Now, Dillman says he has new designs for the building. With the help of his wife, Gina, and right-hand man Franco Gonzalez, he'll run his repair shop and media company by day, and once a week turn the place into a haven for unknown, C-list movies — many of which he had a hand in making. The programming begins November 14, with Secrets of the Stone Tablets, a film about the Dillman family quest to find a lost treasure of Aztec emperor Moctezuma. (It's buried somewhere near Four Corners, says Dillman, who executive produced and directed the film.) Dillman will appear for a postfilm Q&A with two of his uncles, Paul and John Dillman, who are both "real-life treasure hunters." In January, they'll show Treason in America: The Council on Foreign Relations, a film by Franco's father, Servando Gonzalez, also executive-produced by Dillman. "In a nutshell, what Servando's research kind of proves is that there is an invisible government running our current government, or pulling the strings — puppet masters controlling the puppets," Dillman said.

Dillman has always been an entrepreneur of sorts.
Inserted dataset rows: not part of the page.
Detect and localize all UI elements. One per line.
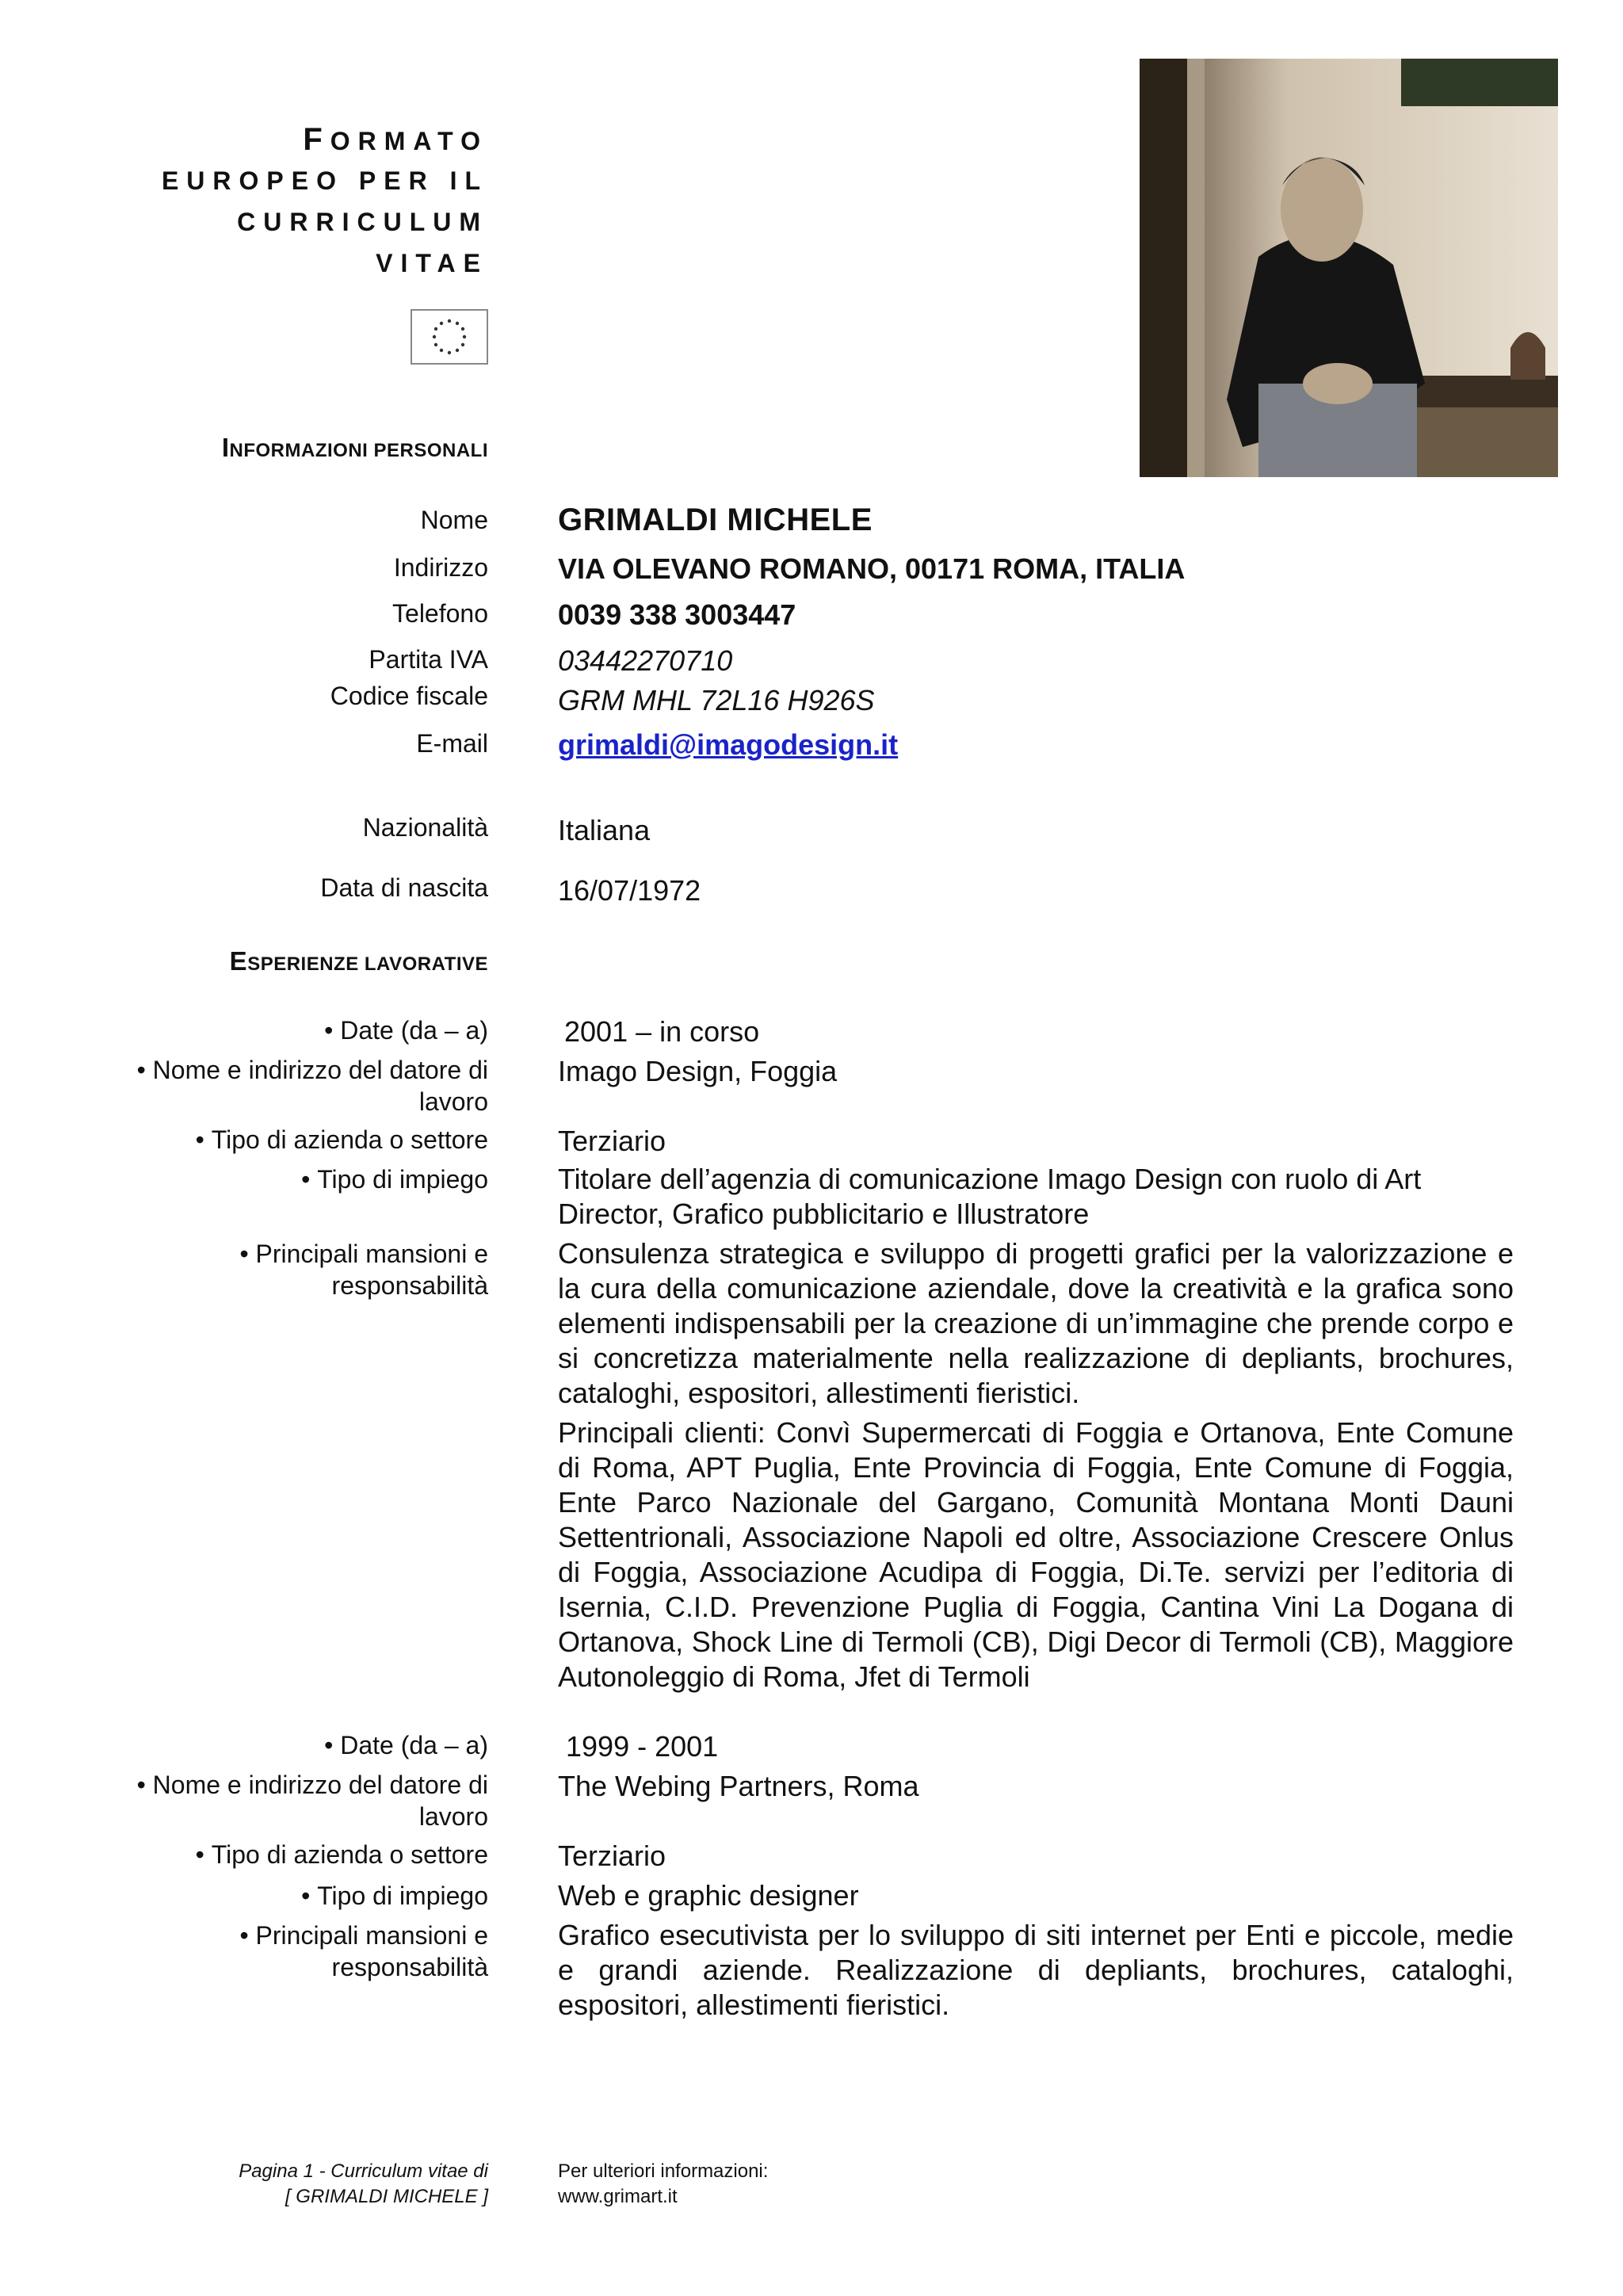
label-tipo-impiego-job-2: • Tipo di impiego [108, 1880, 488, 1912]
clienti-paragraph: Principali clienti: Convì Supermercati di Foggia e Ortanova, Ente Comune di Roma, APT Puglia, Ente Provincia di Foggia, Ente Comune di Foggia, Ente Parco Nazionale del Gargano, Comunità Montana Monti Dauni Settentrionali, Associazione Napoli ed oltre, Associazione Crescere Onlus di Foggia, Associazione Acudipa di Foggia, Di.Te. servizi per l’editoria di Isernia, C.I.D. Prevenzione Puglia di Foggia, Cantina Vini La Dogana di Ortanova, Shock Line di Termoli (CB), Digi Decor di Termoli (CB), Maggiore Autonoleggio di Roma, Jfet di Termoli [558, 1416, 1514, 1693]
value-codice-fiscale: GRM MHL 72L16 H926S [558, 684, 875, 716]
label-indirizzo: Indirizzo [393, 553, 488, 582]
value-telefono: 0039 338 3003447 [558, 598, 796, 631]
footer-name-line: [ GRIMALDI MICHELE ] [285, 2186, 488, 2207]
footer-website-link[interactable]: www.grimart.it [558, 2186, 678, 2207]
mansioni-paragraph: Grafico esecutivista per lo sviluppo di siti internet per Enti e piccole, medie e grandi aziende. Realizzazione di depliants, brochures, cataloghi, espositori, allestimenti fieristici. [558, 1919, 1514, 2021]
value-datore-job-2: The Webing Partners, Roma [558, 1770, 919, 1802]
mansioni-paragraph: Consulenza strategica e sviluppo di progetti grafici per la valorizzazione e la cura della comunicazione aziendale, dove la creatività e la grafica sono elementi indispensabili per la creazione di un’immagine che prende corpo e si concretizza materialmente nella realizzazione di depliants, brochures, cataloghi, espositori, allestimenti fieristici. [558, 1237, 1514, 1409]
label-data-nascita: Data di nascita [320, 873, 488, 902]
value-partita-iva: 03442270710 [558, 644, 733, 677]
value-tipo-impiego-job-1: Titolare dell’agenzia di comunicazione Imago Design con ruolo di Art Director, Grafico pubblicitario e Illustratore [558, 1163, 1422, 1230]
label-nome: Nome [420, 506, 488, 534]
section-header-personal: INFORMAZIONI PERSONALI [221, 433, 488, 462]
footer-contact-info [558, 2159, 768, 2210]
value-date-job-1: 2001 – in corso [564, 1015, 760, 1048]
footer-page-info [239, 2159, 488, 2210]
label-date-job-2: • Date (da – a) [108, 1729, 488, 1761]
value-mansioni-job-2 [558, 1918, 1514, 2023]
label-email: E-mail [416, 729, 488, 758]
email-link[interactable]: grimaldi@imagodesign.it [558, 728, 899, 761]
label-telefono: Telefono [392, 599, 488, 628]
label-datore-job-2: • Nome e indirizzo del datore di lavoro [108, 1769, 488, 1832]
value-indirizzo: VIA OLEVANO ROMANO, 00171 ROMA, ITALIA [558, 552, 1186, 585]
title-line-1: FORMATO [303, 122, 488, 157]
footer-info-line: Per ulteriori informazioni: [558, 2160, 769, 2182]
value-datore-job-1: Imago Design, Foggia [558, 1055, 838, 1087]
title-line-2: EUROPEO PER IL [161, 166, 488, 195]
title-line-3: CURRICULUM [237, 208, 488, 236]
label-tipo-azienda-job-2: • Tipo di azienda o settore [108, 1839, 488, 1870]
value-nazionalita: Italiana [558, 814, 651, 846]
value-tipo-azienda-job-2: Terziario [558, 1839, 666, 1872]
label-date-job-1: • Date (da – a) [108, 1014, 488, 1046]
title-line-4: VITAE [376, 249, 488, 277]
eu-flag-icon [411, 309, 488, 365]
label-tipo-azienda-job-1: • Tipo di azienda o settore [108, 1124, 488, 1156]
label-mansioni-job-1: • Principali mansioni e responsabilità [108, 1238, 488, 1301]
footer-page-line: Pagina 1 - Curriculum vitae di [239, 2160, 488, 2182]
value-tipo-azienda-job-1: Terziario [558, 1125, 666, 1157]
portrait-photo [1140, 59, 1558, 477]
label-mansioni-job-2: • Principali mansioni e responsabilità [108, 1920, 488, 1983]
value-nome: GRIMALDI MICHELE [558, 502, 873, 537]
section-header-experience: ESPERIENZE LAVORATIVE [229, 946, 488, 976]
label-datore-job-1: • Nome e indirizzo del datore di lavoro [108, 1054, 488, 1117]
label-nazionalita: Nazionalità [362, 813, 488, 842]
label-partita-iva: Partita IVA [369, 645, 488, 674]
value-date-job-2: 1999 - 2001 [566, 1730, 719, 1763]
value-tipo-impiego-job-2: Web e graphic designer [558, 1879, 859, 1912]
label-tipo-impiego-job-1: • Tipo di impiego [108, 1163, 488, 1195]
value-mansioni-job-1 [558, 1236, 1514, 1694]
value-data-nascita: 16/07/1972 [558, 874, 701, 907]
label-codice-fiscale: Codice fiscale [330, 682, 488, 710]
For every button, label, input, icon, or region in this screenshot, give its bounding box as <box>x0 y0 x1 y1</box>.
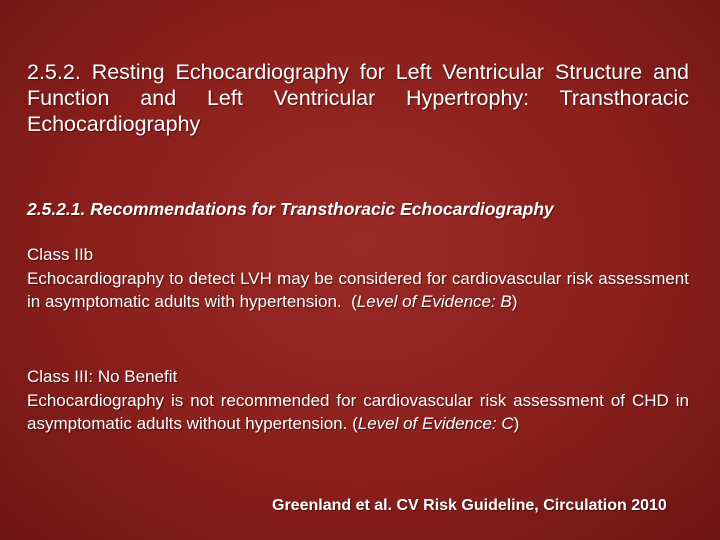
recommendation-text: Echocardiography is not recommended for cardiovascular risk assessment of CHD in asymptomatic adults without hypertension. <box>27 390 689 433</box>
level-of-evidence: Level of Evidence: C <box>357 414 514 433</box>
loe-close: ) <box>513 414 520 433</box>
class-label: Class III: No Benefit <box>27 367 178 386</box>
loe-open: ( <box>352 414 358 433</box>
citation: Greenland et al. CV Risk Guideline, Circulation 2010 <box>272 497 667 514</box>
loe-open: ( <box>351 292 357 311</box>
level-of-evidence: Level of Evidence: B <box>356 292 512 311</box>
slide-title: 2.5.2. Resting Echocardiography for Left Ventricular Structure and Function and Left Ventricular Hypertrophy: Transthoracic Echocardiography <box>27 60 689 136</box>
recommendation-class-iib <box>27 243 689 314</box>
recommendation-text: Echocardiography to detect LVH may be considered for cardiovascular risk assessment in asymptomatic adults with hypertension. <box>27 268 689 311</box>
recommendation-class-iii <box>27 365 689 436</box>
class-label: Class IIb <box>27 245 94 264</box>
section-subtitle: 2.5.2.1. Recommendations for Transthoracic Echocardiography <box>27 199 554 219</box>
loe-close: ) <box>511 292 518 311</box>
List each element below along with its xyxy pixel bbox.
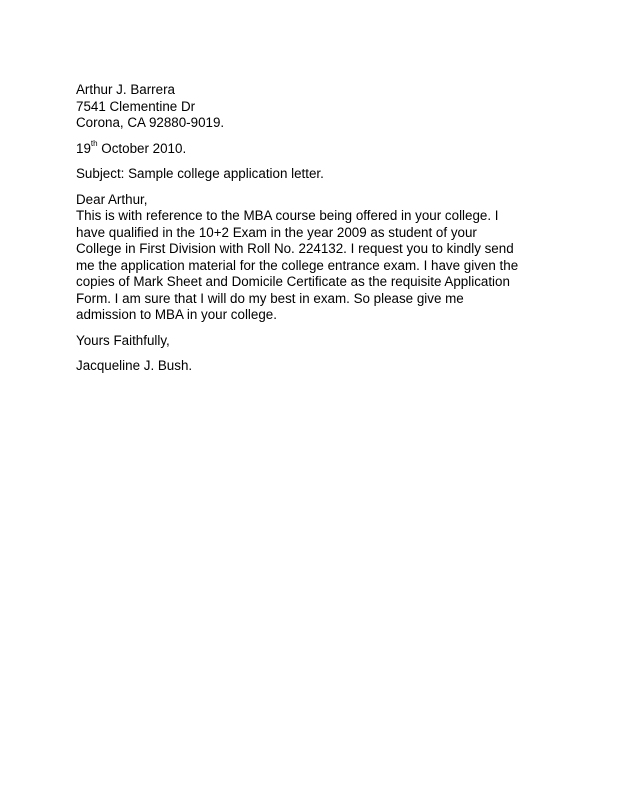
body-line: Form. I am sure that I will do my best in exam. So please give me xyxy=(76,290,464,306)
body-line: have qualified in the 10+2 Exam in the year 2009 as student of your xyxy=(76,224,477,240)
body-line: copies of Mark Sheet and Domicile Certificate as the requisite Application xyxy=(76,274,510,289)
letter-body xyxy=(76,208,596,324)
address-name: Arthur J. Barrera xyxy=(76,82,175,97)
salutation-line: Dear Arthur, xyxy=(76,191,148,207)
address-city: Corona, CA 92880-9019. xyxy=(76,115,225,130)
letter-date xyxy=(76,141,596,158)
closing-line: Yours Faithfully, xyxy=(76,332,170,348)
letter-closing xyxy=(76,333,596,350)
letter-signature xyxy=(76,358,596,375)
date-suffix: th xyxy=(90,139,98,149)
date-line xyxy=(76,141,596,158)
address-street: 7541 Clementine Dr xyxy=(76,98,196,114)
letter-subject xyxy=(76,166,596,183)
body-line: This is with reference to the MBA course being offered in your college. I xyxy=(76,208,499,223)
letter-salutation xyxy=(76,192,596,209)
subject-line: Subject: Sample college application letter. xyxy=(76,166,324,181)
recipient-address xyxy=(76,82,596,132)
date-day: 19 xyxy=(76,140,91,156)
body-line: admission to MBA in your college. xyxy=(76,307,277,322)
signature-line: Jacqueline J. Bush. xyxy=(76,358,193,373)
body-line: me the application material for the college entrance exam. I have given the xyxy=(76,257,519,273)
date-rest: October 2010. xyxy=(97,140,187,156)
body-line: College in First Division with Roll No. 224132. I request you to kindly send xyxy=(76,241,514,256)
letter-content xyxy=(76,82,596,375)
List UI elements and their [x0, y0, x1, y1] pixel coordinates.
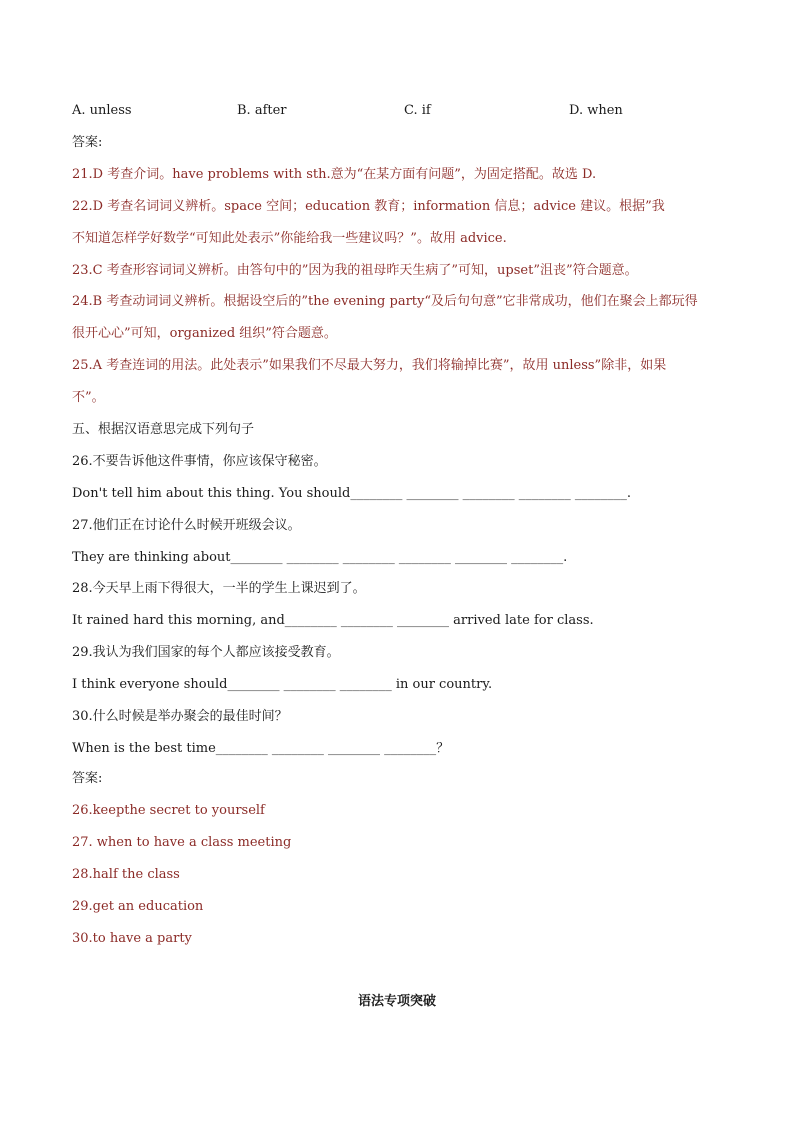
question-29-english: I think everyone should________ ________ ________ in our country.: [72, 677, 493, 692]
answer-label: 答案:: [72, 135, 103, 150]
question-30-chinese: 30.什么时候是举办聚会的最佳时间？: [72, 709, 288, 724]
question-27-english: They are thinking about________ ________ ________ ________ ________ ________.: [72, 550, 568, 565]
option-c: C. if: [404, 103, 431, 118]
explanation-24-cont: 很开心心”可知，organized 组织”符合题意。: [72, 326, 337, 341]
answer-label: 答案:: [72, 771, 103, 786]
answer-29: 29.get an education: [72, 899, 204, 914]
question-27-chinese: 27.他们正在讨论什么时候开班级会议。: [72, 518, 301, 533]
option-b: B. after: [237, 103, 287, 118]
question-26-english: Don't tell him about this thing. You should________ ________ ________ ________ ________.: [72, 486, 631, 501]
section-title: 语法专项突破: [357, 994, 436, 1009]
question-28-chinese: 28.今天早上雨下得很大，一半的学生上课迟到了。: [72, 581, 366, 596]
question-28-english: It rained hard this morning, and________ ________ ________ arrived late for class.: [72, 613, 594, 628]
explanation-24: 24.B 考查动词词义辨析。根据设空后的”the evening party“及后句句意”它非常成功，他们在聚会上都玩得: [72, 294, 698, 309]
answer-28: 28.half the class: [72, 867, 180, 882]
explanation-25-cont: 不”。: [72, 390, 105, 405]
option-a: A. unless: [72, 103, 132, 118]
question-26-chinese: 26.不要告诉他这件事情，你应该保守秘密。: [72, 454, 327, 469]
explanation-22: 22.D 考查名词词义辨析。space 空间；education 教育；information 信息；advice 建议。根据”我: [72, 199, 665, 214]
answer-30: 30.to have a party: [72, 931, 192, 946]
option-d: D. when: [569, 103, 623, 118]
section-heading: 五、根据汉语意思完成下列句子: [72, 422, 255, 437]
explanation-21: 21.D 考查介词。have problems with sth.意为“在某方面有问题”，为固定搭配。故选 D.: [72, 167, 597, 182]
answer-26: 26.keepthe secret to yourself: [72, 803, 265, 818]
answer-27: 27. when to have a class meeting: [72, 835, 292, 850]
question-29-chinese: 29.我认为我们国家的每个人都应该接受教育。: [72, 645, 340, 660]
explanation-25: 25.A 考查连词的用法。此处表示”如果我们不尽最大努力，我们将输掉比赛”，故用 unless”除非，如果: [72, 358, 667, 373]
question-30-english: When is the best time________ ________ ________ ________？: [72, 741, 450, 756]
explanation-23: 23.C 考查形容词词义辨析。由答句中的”因为我的祖母昨天生病了”可知，upset”沮丧”符合题意。: [72, 263, 638, 278]
explanation-22-cont: 不知道怎样学好数学“可知此处表示”你能给我一些建议吗？”。故用 advice.: [72, 231, 507, 246]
His grandfather led archeological digs and fiddled with ham radios, and Dillman puts that inherited technological acumen to use as a hip-hop producer and repairman. He began making beats in middle school and learned how to fix computers at age fifteen, after having to pay someone else to fix his own. His company does everything from animation to audio production to web sites to graphic design, and Dillman says he works "seasonally," meaning he'll dabble with music for a few months, then switch over to designing a 3-D cartoon, then direct a film. He's friends with old R&B stars like Bobby Brown and Ralph Tresvant of New Edition (whose story Dillman told in a recent DVD documentary), and hopes to ultimately have them perform at the Bal, once he transforms it from a second-run movie house to a concert venue. (That's still about a year away, he says.)

Dillman's plans might seem a little ambitious. Considering that even many first-run movie theaters are having a hard time breaking even, it seems like a longshot that an 800-seat San Leandro venue can survive programming documentaries few people have ever heard of? Yet Dillman remains sanguine. He says that all the random things he's done throughout his life culminated in the purchase of this building. Essentially, it's a chance to put one man's world under one roof. Moreover, Dillman intends to stanch all the bad blood that's existed between the Bal and the city of San Leandro, bring foot traffic to the area, and boost local retail. "There's been a little black cloud hovering over this theater with the city specifically, and the community," Dillman said. He promises to rectify things with "a nice little circle of love."